Prevejo que a Inteligência Artificial (IA) tornará a vida de todos mais fácil nos próximos cinco anos”.

Bill Gates (16 de janeiro de 2024 – Entrevista a Fareed Zakaria – CNN)

Lembrei da frase do matemático Norbert Wiener (1894-1964) “Ser informado é ser livre”. A simplicidade das palavras me obrigou a refletir.

O que significa ser informado é ser livre?

Liberdade é escolha. E para escolher é preciso ter informação sobre um leque de opções. Ou seja, a informação é uma condição de liberdade, mas também da prosperidade e, podemos afirmar, até de sobrevivência econômica.

Wiener dizia que a informação como uma quantidade era tão importante quanto a energia ou matéria.

O matemático e filósofo americano produziu trabalho relevante sobre probabilidades e ele deduziu a partir de inúmeros estudos que “todo o comportamento inteligente era o resultado de mecanismos de feedback, que poderiam ser simulados por máquinas”.

Em 2024, um dos paradoxos e contradições de nossa época é o contraste entre uma informação cada vez mais volumosa, caudalosa e a forma como o receptor a interpreta.

“Viver efetivamente significa ter a informação adequada” (Norbert Wiener). Segundo o Pew Research Center, em 2020, cerca de 59% dos adultos nos EUA diziam que o volume de informações disponíveis os deixava confusos sobre o que é verdadeiro ou falso. Esse dado evidencia a importância de desenvolver habilidades críticas de análise e avaliação da informação para poder transformá-la em conhecimento.

“A habilidade de avaliar a credibilidade da informação é essencial, especialmente no contexto de disseminação de notícias falsas, informações enganosas e desinformação.
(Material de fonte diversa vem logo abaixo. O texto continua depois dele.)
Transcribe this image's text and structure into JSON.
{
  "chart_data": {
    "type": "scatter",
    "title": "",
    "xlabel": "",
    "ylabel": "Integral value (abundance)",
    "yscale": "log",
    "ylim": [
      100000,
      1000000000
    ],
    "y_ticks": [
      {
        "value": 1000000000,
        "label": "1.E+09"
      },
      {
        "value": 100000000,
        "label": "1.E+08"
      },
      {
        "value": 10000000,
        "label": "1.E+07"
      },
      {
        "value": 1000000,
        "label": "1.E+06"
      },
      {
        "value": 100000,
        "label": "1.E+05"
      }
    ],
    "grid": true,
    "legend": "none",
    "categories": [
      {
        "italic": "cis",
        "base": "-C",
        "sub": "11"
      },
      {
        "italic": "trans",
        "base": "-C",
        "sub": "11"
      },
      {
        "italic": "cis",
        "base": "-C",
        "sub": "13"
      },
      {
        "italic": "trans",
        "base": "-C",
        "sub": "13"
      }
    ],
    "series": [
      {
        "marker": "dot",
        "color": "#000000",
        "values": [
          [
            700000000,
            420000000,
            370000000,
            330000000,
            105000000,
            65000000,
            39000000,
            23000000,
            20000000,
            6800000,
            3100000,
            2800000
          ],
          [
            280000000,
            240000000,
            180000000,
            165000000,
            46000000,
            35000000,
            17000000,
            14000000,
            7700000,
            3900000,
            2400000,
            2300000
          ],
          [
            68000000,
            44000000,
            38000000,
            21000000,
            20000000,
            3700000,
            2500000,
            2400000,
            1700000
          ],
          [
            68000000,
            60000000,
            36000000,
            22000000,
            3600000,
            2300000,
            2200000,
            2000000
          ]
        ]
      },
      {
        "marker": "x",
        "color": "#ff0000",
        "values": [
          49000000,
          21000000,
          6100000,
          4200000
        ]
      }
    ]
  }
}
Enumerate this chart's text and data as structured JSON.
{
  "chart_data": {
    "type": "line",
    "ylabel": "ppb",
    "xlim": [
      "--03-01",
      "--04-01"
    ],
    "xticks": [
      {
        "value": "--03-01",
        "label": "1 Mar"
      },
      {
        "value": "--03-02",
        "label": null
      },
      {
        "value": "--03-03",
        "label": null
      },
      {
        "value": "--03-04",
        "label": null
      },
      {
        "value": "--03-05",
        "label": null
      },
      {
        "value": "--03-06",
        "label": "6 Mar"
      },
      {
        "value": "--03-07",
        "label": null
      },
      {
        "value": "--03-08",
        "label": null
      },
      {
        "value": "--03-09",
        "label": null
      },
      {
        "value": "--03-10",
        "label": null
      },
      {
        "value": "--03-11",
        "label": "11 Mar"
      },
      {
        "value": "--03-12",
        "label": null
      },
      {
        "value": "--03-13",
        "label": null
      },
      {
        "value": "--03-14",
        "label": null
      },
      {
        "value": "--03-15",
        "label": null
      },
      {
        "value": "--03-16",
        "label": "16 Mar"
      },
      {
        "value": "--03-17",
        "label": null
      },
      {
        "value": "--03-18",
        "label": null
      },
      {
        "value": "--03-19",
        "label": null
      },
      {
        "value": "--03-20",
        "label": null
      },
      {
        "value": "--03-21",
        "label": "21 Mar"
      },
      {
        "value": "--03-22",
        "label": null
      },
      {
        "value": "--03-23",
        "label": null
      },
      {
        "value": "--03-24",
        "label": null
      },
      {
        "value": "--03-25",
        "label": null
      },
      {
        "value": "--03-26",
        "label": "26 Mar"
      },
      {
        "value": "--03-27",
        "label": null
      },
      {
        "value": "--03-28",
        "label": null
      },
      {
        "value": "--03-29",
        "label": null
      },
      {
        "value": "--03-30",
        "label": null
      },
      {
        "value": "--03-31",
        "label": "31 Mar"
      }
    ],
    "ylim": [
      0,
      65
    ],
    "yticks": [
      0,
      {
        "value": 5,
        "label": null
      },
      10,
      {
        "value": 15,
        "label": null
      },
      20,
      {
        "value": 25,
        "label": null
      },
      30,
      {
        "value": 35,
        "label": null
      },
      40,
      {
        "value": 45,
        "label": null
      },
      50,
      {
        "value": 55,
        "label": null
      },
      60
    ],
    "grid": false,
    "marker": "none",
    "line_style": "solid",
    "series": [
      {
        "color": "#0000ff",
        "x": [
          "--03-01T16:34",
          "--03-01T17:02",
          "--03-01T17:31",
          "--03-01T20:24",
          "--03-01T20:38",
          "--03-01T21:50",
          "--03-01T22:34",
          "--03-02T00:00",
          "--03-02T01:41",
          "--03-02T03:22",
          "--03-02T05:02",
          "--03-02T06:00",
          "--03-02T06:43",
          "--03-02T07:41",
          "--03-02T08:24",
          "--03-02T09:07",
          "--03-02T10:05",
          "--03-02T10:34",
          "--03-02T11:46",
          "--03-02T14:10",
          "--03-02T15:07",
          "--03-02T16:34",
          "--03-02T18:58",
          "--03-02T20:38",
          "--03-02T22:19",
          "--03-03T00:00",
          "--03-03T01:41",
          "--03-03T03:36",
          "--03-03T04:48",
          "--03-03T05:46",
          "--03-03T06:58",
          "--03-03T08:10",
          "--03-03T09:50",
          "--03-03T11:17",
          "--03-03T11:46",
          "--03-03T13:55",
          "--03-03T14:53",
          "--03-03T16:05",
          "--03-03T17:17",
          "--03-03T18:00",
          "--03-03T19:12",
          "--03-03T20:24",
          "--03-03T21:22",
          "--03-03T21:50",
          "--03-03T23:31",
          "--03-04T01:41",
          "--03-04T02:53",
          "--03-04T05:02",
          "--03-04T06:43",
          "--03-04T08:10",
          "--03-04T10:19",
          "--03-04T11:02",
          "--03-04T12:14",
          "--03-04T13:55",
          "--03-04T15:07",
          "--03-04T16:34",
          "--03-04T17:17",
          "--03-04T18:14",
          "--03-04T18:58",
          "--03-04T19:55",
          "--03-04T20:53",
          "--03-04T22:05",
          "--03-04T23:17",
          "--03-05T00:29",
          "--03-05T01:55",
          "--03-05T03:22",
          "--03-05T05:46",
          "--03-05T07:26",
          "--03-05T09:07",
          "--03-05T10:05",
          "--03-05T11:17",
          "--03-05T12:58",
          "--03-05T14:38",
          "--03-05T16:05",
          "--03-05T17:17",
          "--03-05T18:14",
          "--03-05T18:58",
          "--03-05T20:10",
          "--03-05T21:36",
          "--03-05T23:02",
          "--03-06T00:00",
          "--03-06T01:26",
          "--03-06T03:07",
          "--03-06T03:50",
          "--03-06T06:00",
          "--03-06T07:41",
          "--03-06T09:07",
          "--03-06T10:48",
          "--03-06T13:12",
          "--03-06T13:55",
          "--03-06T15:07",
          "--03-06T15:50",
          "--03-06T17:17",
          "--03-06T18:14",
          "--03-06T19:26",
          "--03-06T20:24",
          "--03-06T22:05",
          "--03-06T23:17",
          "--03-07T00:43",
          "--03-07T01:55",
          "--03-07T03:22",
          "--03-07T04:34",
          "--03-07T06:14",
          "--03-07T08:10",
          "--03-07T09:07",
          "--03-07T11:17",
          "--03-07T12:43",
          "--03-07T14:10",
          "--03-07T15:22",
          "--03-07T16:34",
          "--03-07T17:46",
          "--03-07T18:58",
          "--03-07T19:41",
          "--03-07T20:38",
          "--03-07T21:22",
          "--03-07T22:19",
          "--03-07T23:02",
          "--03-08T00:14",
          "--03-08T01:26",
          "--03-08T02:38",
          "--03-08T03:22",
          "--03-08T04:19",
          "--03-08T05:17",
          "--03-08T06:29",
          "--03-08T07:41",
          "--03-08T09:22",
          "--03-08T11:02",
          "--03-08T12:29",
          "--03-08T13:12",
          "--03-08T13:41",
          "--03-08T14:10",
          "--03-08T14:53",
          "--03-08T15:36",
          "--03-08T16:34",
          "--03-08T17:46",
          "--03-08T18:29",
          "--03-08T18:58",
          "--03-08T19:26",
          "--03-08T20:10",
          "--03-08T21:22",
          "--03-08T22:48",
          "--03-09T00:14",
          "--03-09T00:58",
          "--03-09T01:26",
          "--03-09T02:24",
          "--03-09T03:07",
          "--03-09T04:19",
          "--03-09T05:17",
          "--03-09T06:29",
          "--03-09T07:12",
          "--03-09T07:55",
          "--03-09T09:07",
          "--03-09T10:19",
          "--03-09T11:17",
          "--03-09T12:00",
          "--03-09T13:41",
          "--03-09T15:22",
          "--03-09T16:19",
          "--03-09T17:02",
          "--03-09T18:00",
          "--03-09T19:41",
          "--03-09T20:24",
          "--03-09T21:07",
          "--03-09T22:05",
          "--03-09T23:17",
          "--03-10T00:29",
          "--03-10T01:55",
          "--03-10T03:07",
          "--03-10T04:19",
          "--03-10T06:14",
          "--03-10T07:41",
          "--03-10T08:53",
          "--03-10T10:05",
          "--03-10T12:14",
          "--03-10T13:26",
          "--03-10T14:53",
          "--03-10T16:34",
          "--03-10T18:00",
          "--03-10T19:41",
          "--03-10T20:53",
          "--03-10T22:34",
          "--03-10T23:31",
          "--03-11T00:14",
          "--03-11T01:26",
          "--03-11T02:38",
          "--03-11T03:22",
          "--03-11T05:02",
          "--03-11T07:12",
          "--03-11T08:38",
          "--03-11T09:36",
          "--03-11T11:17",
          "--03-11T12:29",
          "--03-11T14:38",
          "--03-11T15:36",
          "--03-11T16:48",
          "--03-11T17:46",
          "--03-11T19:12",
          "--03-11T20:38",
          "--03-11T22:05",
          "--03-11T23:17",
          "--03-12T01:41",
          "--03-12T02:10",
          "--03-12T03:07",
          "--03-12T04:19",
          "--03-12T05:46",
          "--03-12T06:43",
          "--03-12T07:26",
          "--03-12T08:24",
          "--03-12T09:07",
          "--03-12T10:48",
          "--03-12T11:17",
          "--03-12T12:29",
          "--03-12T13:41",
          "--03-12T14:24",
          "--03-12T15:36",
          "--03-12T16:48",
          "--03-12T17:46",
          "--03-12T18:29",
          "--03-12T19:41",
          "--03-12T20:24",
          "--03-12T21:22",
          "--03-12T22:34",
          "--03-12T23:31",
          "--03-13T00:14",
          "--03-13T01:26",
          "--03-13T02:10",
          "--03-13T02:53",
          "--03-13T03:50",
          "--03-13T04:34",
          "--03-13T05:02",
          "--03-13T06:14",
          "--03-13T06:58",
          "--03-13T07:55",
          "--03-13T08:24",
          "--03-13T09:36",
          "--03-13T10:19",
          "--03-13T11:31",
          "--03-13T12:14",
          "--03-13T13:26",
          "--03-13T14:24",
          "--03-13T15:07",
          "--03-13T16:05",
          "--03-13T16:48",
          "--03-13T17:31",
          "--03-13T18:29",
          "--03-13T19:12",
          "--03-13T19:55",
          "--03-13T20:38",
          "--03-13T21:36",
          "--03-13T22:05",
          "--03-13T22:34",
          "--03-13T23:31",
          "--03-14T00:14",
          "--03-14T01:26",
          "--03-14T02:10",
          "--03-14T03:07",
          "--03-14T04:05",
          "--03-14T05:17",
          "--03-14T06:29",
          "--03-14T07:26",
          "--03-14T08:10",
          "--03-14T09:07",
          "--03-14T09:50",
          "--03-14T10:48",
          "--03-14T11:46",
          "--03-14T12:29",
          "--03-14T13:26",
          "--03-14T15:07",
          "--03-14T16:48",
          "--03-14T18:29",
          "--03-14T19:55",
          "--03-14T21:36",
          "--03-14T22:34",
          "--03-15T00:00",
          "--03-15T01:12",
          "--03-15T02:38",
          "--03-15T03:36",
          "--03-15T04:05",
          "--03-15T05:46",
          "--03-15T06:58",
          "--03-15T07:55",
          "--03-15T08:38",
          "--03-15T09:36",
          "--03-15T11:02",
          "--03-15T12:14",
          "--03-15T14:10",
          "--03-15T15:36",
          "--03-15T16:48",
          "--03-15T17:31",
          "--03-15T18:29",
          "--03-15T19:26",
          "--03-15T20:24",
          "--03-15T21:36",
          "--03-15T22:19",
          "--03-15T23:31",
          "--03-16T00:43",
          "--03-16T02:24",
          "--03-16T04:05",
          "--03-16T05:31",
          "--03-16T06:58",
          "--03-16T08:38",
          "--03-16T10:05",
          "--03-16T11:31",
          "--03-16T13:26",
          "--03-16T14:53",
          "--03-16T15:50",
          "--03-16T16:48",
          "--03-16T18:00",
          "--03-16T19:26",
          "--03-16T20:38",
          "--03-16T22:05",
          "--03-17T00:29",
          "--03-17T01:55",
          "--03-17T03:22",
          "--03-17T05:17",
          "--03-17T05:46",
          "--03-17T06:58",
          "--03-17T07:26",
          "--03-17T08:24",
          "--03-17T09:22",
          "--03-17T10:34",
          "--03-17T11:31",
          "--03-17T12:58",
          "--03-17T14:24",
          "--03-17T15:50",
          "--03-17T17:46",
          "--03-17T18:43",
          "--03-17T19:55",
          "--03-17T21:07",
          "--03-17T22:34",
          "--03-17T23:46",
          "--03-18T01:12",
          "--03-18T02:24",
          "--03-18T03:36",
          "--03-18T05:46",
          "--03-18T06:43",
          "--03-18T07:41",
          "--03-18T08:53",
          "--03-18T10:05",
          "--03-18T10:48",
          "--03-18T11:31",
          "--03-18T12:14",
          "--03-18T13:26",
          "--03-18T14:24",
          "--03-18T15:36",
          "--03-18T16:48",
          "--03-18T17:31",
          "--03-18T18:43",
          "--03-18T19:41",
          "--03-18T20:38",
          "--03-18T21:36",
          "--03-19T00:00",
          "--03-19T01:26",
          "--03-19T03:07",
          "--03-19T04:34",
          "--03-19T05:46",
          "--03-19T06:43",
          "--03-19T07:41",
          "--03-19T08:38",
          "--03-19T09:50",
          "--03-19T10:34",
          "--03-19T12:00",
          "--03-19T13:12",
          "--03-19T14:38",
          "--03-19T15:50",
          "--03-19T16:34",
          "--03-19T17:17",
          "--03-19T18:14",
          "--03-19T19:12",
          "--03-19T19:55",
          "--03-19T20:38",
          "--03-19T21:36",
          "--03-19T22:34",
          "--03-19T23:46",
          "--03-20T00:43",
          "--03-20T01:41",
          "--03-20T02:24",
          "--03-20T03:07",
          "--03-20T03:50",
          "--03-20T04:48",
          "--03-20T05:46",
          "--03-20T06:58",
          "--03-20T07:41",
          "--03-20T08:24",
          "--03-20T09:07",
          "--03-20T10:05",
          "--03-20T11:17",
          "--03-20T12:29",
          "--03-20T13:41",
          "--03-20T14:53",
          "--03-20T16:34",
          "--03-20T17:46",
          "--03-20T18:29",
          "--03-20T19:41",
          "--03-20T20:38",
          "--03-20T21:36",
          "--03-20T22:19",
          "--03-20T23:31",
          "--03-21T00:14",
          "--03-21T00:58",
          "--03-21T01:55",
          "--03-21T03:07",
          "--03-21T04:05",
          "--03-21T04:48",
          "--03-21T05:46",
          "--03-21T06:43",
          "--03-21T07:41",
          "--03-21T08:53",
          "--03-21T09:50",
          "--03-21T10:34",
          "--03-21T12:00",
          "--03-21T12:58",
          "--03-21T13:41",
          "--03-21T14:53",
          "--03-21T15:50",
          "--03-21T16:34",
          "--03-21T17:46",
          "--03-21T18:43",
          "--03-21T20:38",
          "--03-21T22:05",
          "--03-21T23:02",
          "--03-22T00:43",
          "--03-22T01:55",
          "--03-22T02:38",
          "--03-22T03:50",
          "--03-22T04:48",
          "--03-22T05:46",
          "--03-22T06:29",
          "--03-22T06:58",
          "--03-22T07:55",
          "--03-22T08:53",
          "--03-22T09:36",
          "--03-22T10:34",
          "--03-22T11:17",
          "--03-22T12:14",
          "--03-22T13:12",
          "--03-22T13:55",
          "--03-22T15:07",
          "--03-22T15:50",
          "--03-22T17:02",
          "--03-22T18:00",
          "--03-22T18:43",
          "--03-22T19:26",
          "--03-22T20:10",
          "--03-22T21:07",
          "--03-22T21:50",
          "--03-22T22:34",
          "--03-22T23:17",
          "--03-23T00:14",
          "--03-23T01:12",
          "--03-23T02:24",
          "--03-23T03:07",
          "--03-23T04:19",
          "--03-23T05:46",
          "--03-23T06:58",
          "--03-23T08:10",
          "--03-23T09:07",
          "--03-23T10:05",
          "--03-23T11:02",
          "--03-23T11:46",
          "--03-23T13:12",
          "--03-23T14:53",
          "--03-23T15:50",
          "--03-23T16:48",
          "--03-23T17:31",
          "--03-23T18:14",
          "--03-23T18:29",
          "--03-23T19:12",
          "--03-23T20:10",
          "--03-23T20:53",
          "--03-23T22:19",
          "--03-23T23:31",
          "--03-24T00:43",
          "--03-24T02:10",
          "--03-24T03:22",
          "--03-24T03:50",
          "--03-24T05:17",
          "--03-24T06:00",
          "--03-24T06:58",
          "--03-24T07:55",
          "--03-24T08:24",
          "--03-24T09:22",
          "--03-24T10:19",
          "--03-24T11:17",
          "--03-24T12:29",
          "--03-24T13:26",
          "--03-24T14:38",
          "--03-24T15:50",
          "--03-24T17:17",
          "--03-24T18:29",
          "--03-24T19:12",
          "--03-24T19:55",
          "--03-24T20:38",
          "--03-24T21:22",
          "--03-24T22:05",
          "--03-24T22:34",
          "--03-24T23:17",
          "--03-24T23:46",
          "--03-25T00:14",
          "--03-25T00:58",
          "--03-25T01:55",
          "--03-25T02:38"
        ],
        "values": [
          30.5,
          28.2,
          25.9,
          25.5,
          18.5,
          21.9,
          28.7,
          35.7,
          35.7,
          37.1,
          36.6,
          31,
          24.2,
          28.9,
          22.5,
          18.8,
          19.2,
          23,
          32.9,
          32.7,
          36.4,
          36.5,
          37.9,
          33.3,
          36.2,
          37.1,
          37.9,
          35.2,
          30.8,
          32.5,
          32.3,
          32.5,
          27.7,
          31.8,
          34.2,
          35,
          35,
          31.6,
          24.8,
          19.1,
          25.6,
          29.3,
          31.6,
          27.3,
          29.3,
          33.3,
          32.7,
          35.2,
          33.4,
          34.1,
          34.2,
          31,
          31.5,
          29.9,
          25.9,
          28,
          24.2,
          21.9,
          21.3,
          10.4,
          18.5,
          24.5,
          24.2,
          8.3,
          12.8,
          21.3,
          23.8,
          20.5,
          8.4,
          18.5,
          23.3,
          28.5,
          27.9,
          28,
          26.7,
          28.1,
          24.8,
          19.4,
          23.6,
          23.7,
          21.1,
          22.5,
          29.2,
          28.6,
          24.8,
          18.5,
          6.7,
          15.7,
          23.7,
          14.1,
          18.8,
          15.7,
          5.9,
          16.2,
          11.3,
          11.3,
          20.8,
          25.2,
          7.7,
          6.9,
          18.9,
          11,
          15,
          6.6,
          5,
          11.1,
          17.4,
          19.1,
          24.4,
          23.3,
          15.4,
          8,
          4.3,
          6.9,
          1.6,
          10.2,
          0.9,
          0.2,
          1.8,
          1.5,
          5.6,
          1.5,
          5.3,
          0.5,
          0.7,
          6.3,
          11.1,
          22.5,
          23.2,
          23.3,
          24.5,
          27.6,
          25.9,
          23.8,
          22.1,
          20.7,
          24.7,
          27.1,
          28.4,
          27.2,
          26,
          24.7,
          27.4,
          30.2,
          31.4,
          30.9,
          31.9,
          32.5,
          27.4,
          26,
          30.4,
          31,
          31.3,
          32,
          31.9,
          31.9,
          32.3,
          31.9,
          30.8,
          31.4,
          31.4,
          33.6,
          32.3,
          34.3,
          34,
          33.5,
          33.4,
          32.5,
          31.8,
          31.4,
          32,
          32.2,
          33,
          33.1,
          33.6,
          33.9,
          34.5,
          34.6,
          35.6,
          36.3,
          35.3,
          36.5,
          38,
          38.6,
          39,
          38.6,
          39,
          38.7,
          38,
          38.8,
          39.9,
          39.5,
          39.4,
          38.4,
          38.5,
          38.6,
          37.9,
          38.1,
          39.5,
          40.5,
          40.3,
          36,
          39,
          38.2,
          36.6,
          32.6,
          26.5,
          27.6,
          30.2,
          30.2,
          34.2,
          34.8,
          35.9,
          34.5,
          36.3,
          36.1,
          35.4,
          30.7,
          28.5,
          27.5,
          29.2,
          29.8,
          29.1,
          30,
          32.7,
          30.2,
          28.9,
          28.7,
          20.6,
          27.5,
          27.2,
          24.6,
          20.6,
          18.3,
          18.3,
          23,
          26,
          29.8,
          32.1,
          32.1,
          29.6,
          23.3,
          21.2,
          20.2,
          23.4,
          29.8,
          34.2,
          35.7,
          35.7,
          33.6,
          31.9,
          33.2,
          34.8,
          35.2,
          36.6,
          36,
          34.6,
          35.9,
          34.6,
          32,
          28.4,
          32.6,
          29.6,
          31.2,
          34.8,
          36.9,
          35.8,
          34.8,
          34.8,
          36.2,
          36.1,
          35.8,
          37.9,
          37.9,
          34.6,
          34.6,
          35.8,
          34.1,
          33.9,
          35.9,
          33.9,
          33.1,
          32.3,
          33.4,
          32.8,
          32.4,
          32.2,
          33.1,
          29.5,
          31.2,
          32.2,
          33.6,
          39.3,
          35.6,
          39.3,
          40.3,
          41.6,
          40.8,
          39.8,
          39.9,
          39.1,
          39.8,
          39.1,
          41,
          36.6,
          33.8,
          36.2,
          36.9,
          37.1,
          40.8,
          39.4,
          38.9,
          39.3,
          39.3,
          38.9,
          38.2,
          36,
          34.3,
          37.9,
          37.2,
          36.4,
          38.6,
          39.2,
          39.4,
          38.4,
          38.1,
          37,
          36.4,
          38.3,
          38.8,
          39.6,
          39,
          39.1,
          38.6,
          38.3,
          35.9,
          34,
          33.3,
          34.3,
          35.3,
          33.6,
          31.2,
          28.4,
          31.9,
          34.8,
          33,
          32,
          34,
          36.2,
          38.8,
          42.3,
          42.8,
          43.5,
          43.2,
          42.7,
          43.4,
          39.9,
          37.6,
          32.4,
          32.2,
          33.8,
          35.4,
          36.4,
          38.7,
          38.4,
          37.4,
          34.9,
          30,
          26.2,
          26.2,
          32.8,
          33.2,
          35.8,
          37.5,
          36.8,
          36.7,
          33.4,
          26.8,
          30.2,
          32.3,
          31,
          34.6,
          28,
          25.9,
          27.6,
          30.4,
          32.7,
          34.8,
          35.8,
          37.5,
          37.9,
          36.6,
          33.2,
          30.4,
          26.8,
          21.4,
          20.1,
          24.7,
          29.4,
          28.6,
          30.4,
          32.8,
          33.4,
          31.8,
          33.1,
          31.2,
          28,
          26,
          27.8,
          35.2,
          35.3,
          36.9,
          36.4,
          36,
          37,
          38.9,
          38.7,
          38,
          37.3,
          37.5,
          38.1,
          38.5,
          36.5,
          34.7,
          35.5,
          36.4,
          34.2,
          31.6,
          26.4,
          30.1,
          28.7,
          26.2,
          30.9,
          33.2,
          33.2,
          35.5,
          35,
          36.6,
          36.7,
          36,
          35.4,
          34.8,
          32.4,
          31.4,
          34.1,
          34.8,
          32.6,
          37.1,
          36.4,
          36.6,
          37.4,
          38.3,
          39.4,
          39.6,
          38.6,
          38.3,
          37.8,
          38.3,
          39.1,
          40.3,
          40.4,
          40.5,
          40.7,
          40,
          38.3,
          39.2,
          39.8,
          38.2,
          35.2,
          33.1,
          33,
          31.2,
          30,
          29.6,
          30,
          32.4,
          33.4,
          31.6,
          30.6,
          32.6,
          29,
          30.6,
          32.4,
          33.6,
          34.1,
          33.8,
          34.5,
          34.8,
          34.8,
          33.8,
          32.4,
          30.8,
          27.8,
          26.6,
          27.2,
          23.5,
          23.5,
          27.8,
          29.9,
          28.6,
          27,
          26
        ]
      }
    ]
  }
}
Em síntese, a diferença entre informação e conhecimento é fundamental e está no cerne do processo cognitivo. A simples disponibilidade de informações não é suficiente para gerar conhecimento. Para que a informação seja transformada em conhecimento, é necessário que haja um processo de interpretação e análise crítica que permita a compreensão e a integração dessa informação com outros dados previamente conhecidos” (EXAME).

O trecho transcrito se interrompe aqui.